Johnny Manziel Will Silence Critics with Another Heisman Trophy-Winning Season

Mike ChiariFeatured ColumnistSeptember 18, 2013

COLLEGE STATION, TX - SEPTEMBER 14:  Johnny Manziel #2 of Texas A&M Aggies drops back to pass during the game against the Alabama Crimson Tide at Kyle Field on September 14, 2013 in College Station, Texas.  (Photo by Scott Halleran/Getty Images)
Scott Halleran/Getty Images

Texas A&M quarterback Johnny Manziel is one of the most talked-about figures in sports currently, and while he has plenty of supporters, there are others who have tried to downplay his accomplishments. Despite the Aggies' loss to Alabama last week, Manziel is very much on pace to win his second Heisman Trophy, which would put him in elite company.

Ranked No. 1 in the nation, the Crimson Tide were able to outlast Manziel's assault, but it became blatantly obvious that Johnny Football is head and shoulders above all other college football players right now.

Alabama's defense is supposed to be the closest thing resembling an NFL defense in the college game today, but the Tide looked like an FCS squad when Manziel was on the field.

Manziel threw for 464 yards while completing nearly 72 percent of his passes, rushed for 98 more and scored five touchdowns. Bama came away with a 49-42 victory, but Manziel couldn't have possibly done any more than he did. He was absolutely unreal, which ESPN Stats & Info can attest to.

Johnny Football also set a new Texas A&M single-game passing yardage record, which is an impressive feat against any team, let alone the two-time defending national champions.

Manziel has proven to be virtually unstoppable at every turn, as he became the first freshman to win the Heisman Trophy last season. Even so, Manziel's detractors have found reasons to pretend as though he isn't a generational talent.

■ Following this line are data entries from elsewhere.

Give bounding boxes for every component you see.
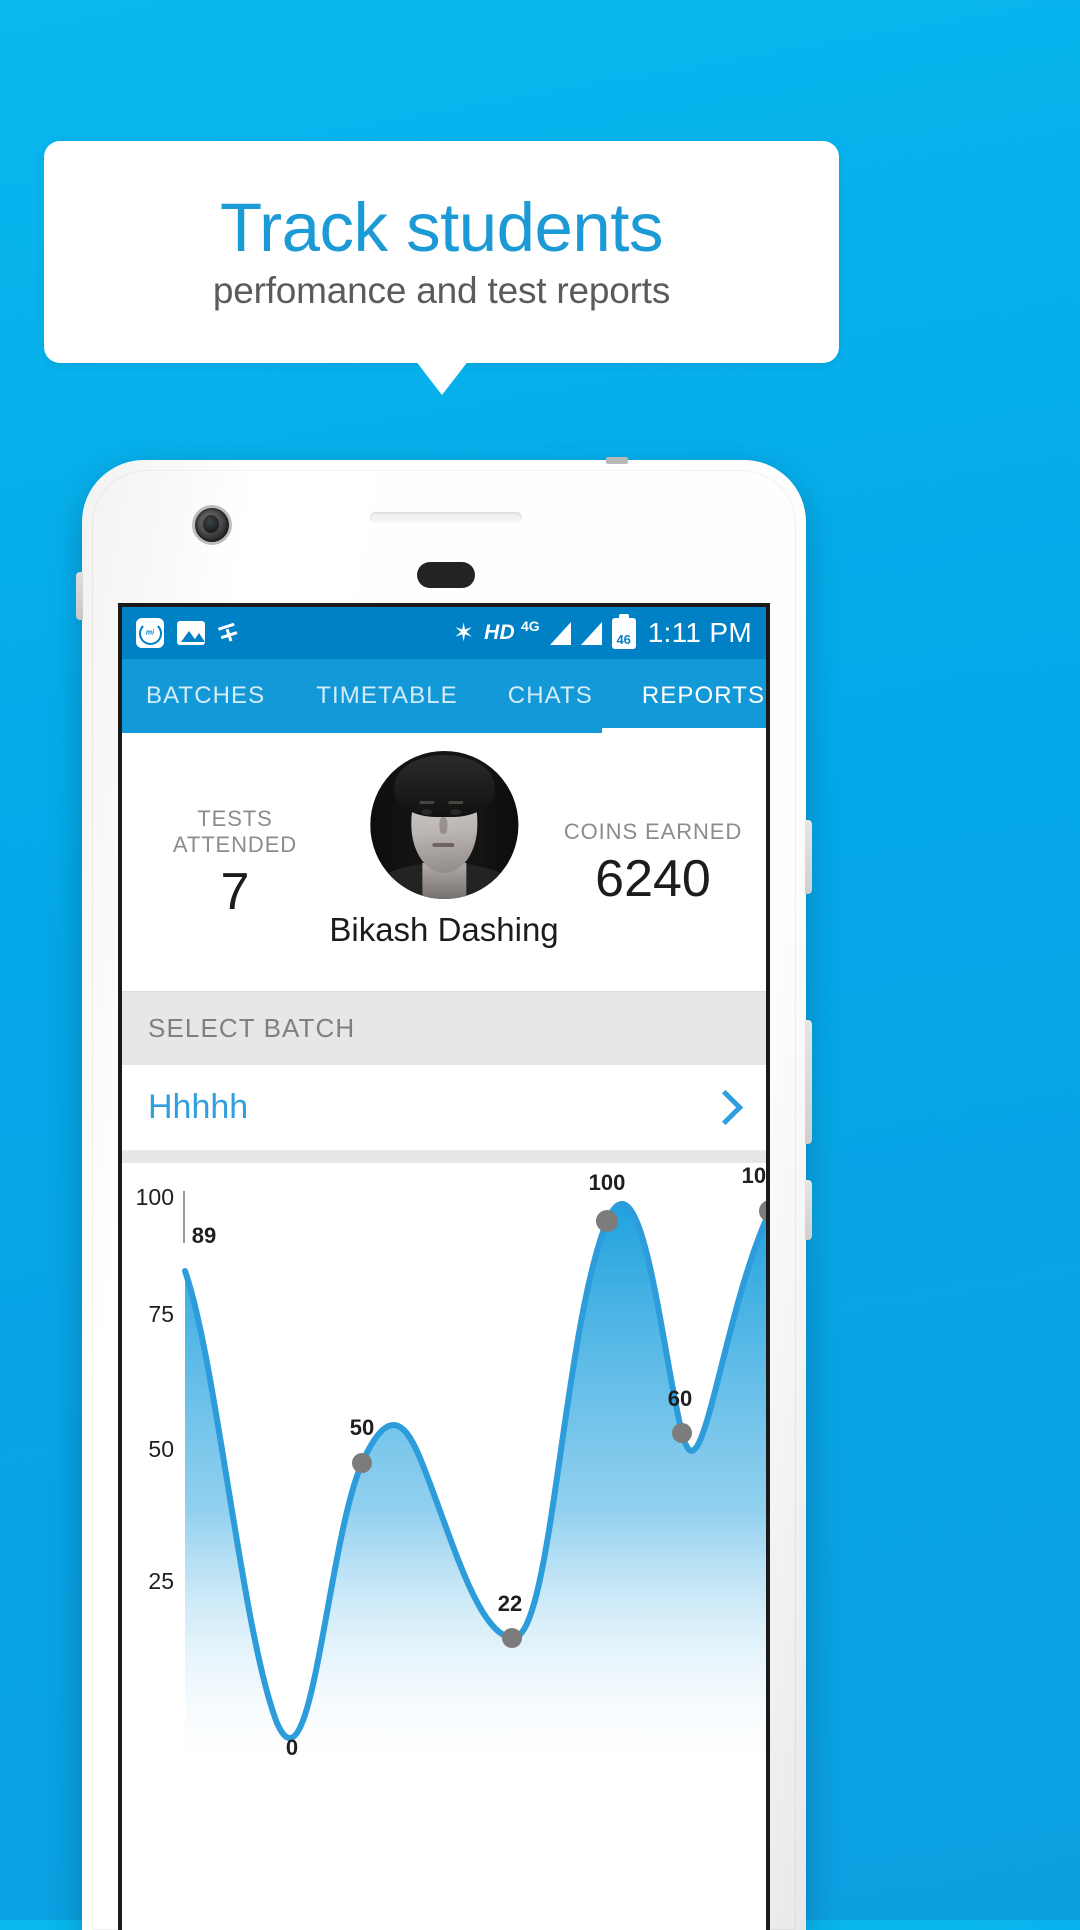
tab-reports[interactable]: REPORTS: [642, 682, 765, 710]
mi-cloud-icon: [136, 618, 164, 648]
ytick-25: 25: [148, 1568, 174, 1594]
select-batch-header: SELECT BATCH: [122, 991, 766, 1065]
bluetooth-icon: ✶: [453, 618, 475, 647]
point-label-3: 50: [350, 1415, 374, 1440]
selected-batch-label: Hhhhh: [148, 1088, 249, 1126]
ytick-50: 50: [148, 1436, 174, 1462]
section-divider: [122, 1151, 766, 1163]
power-button[interactable]: [805, 1180, 812, 1240]
phone-screen: ∓ ✶ HD 4G 46 1:11 PM BATCHES TIMETABLE C…: [118, 603, 770, 1930]
ytick-75: 75: [148, 1301, 174, 1327]
promo-title: Track students: [220, 188, 663, 266]
signal-sim1-icon: [549, 621, 571, 645]
chart-y-axis: 100 75 50 25: [136, 1184, 185, 1594]
student-name: Bikash Dashing: [329, 911, 559, 948]
volume-down-button[interactable]: [805, 1020, 812, 1144]
chart-point-3[interactable]: [352, 1453, 372, 1473]
hd-voice-icon: HD: [484, 621, 515, 644]
avatar[interactable]: [369, 751, 518, 899]
chart-point-4[interactable]: [502, 1628, 522, 1648]
tests-attended-label: TESTS ATTENDED: [172, 806, 298, 857]
left-side-button[interactable]: [76, 572, 83, 620]
point-label-1: 89: [192, 1223, 216, 1248]
point-label-7: 100: [742, 1163, 770, 1188]
point-label-5: 100: [589, 1170, 626, 1195]
tab-bar: BATCHES TIMETABLE CHATS REPORTS: [122, 659, 766, 733]
point-label-4: 22: [498, 1591, 522, 1616]
phone-mockup: ∓ ✶ HD 4G 46 1:11 PM BATCHES TIMETABLE C…: [76, 457, 812, 1930]
battery-level-label: 46: [616, 631, 631, 647]
chart-point-5[interactable]: [596, 1210, 618, 1232]
callout-tail: [415, 360, 469, 395]
status-bar: ∓ ✶ HD 4G 46 1:11 PM: [122, 607, 766, 659]
chevron-right-icon[interactable]: [707, 1089, 744, 1126]
point-label-6: 60: [668, 1386, 692, 1411]
batch-selector-row[interactable]: Hhhhh: [122, 1065, 766, 1151]
signal-sim2-icon: [580, 621, 602, 645]
sensor-strip: [417, 562, 475, 588]
volume-up-button[interactable]: [805, 820, 812, 894]
coins-earned-stat: COINS EARNED 6240: [558, 819, 748, 905]
tab-batches[interactable]: BATCHES: [146, 682, 265, 710]
tests-attended-value: 7: [220, 863, 250, 921]
front-camera-icon: [195, 508, 229, 542]
promo-callout: Track students perfomance and test repor…: [44, 141, 839, 363]
network-4g-icon: 4G: [521, 618, 540, 634]
coins-earned-label: COINS EARNED: [563, 819, 743, 844]
chart-point-7[interactable]: [759, 1200, 770, 1222]
tests-attended-stat: TESTS ATTENDED 7: [140, 806, 330, 918]
sync-disabled-icon: ∓: [214, 615, 243, 650]
performance-chart: 100 75 50 25 89 50 22 100 60 10 0: [122, 1163, 766, 1763]
chart-point-6[interactable]: [672, 1423, 692, 1443]
tab-chats[interactable]: CHATS: [508, 682, 593, 710]
phone-top-notch: [606, 457, 628, 464]
status-bar-right: ✶ HD 4G 46 1:11 PM: [453, 613, 752, 649]
coins-earned-value: 6240: [595, 850, 711, 908]
tab-timetable[interactable]: TIMETABLE: [316, 682, 457, 710]
point-label-2: 0: [286, 1735, 298, 1760]
battery-icon: 46: [611, 613, 636, 649]
profile-summary: TESTS ATTENDED 7 Bikash Dashing COINS EA…: [122, 733, 766, 991]
promo-subtitle: perfomance and test reports: [212, 270, 671, 312]
ytick-100: 100: [136, 1184, 174, 1210]
chart-area-fill: [185, 1203, 766, 1763]
status-bar-left: ∓: [136, 616, 243, 649]
chart-svg: 100 75 50 25 89 50 22 100 60 10 0: [136, 1163, 770, 1763]
earpiece-speaker: [370, 512, 522, 523]
avatar-block: Bikash Dashing: [329, 751, 559, 949]
clock-label: 1:11 PM: [647, 617, 752, 648]
photo-icon: [177, 621, 205, 645]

The main complaints relate to Manziel's attitude and issues off the field. There is no question that those are major concerns, as Manziel was involved in an autograph scandal, and suspicions surrounded his departure from the Manning Passing Academy this past offseason, but those types of things will likely be few and far between as he continues to mature.

Manziel is just 20 years old, so he still has plenty of growing left to do as a person. That has nothing to do with who he is as a football player, however. Even though Manziel's college career has been nothing short of dominant, Sports Illustrated's Peter King has heard that some NFL teams consider him to be undraftable due to his character concerns.

It seems like a ridiculous thought process on the part of those teams, as Manziel has already accomplished more at the college level than the likes of Robert Griffin III and Andrew Luck. He appears to have every bit the skill set of RG3, but his numbers at the collegiate level have been even more impressive.

Some team in need of a quarterback is going to take Manziel early in the 2014 draft if he decides to leave Texas A&M after the season, as most expect. What he accomplishes over the remainder of the year will bolster his resume even more because it will be difficult for teams to overlook consecutive Heisman Trophy wins.

Winning the Heisman certainly doesn't guarantee NFL success. Even winning the honor twice doesn't guarantee anything, as Ohio State running back Archie Griffin became the first and only player to accomplish that feat. He never eclipsed 688 yards in seven seasons with the Cincinnati Bengals, so perhaps there will be some concern that Manziel could suffer a similar fate.

Manziel is thriving in a system that has caught on in the NFL, though, and if he is this dominant against the best competition that the collegiate level has to offer, there is no reason why he can't do something similar in the NFL.

There is no doubt that Manziel has some stiff competition for the Heisman this year with quarterbacks Marcus Mariota of Oregon, Teddy Bridgewater of Louisville and Tajh Boyd of Clemson immediately coming to mind, but it's unlikely that any of those signal-callers will turn in a performance comparable to the one Manziel produced against Alabama.

Manziel's naysayers may try to rationalize things if and when he wins the Heisman Trophy, but Manziel will have established himself as arguably the greatest college football player of all time. With that in mind, he'll be the one who gets the last laugh.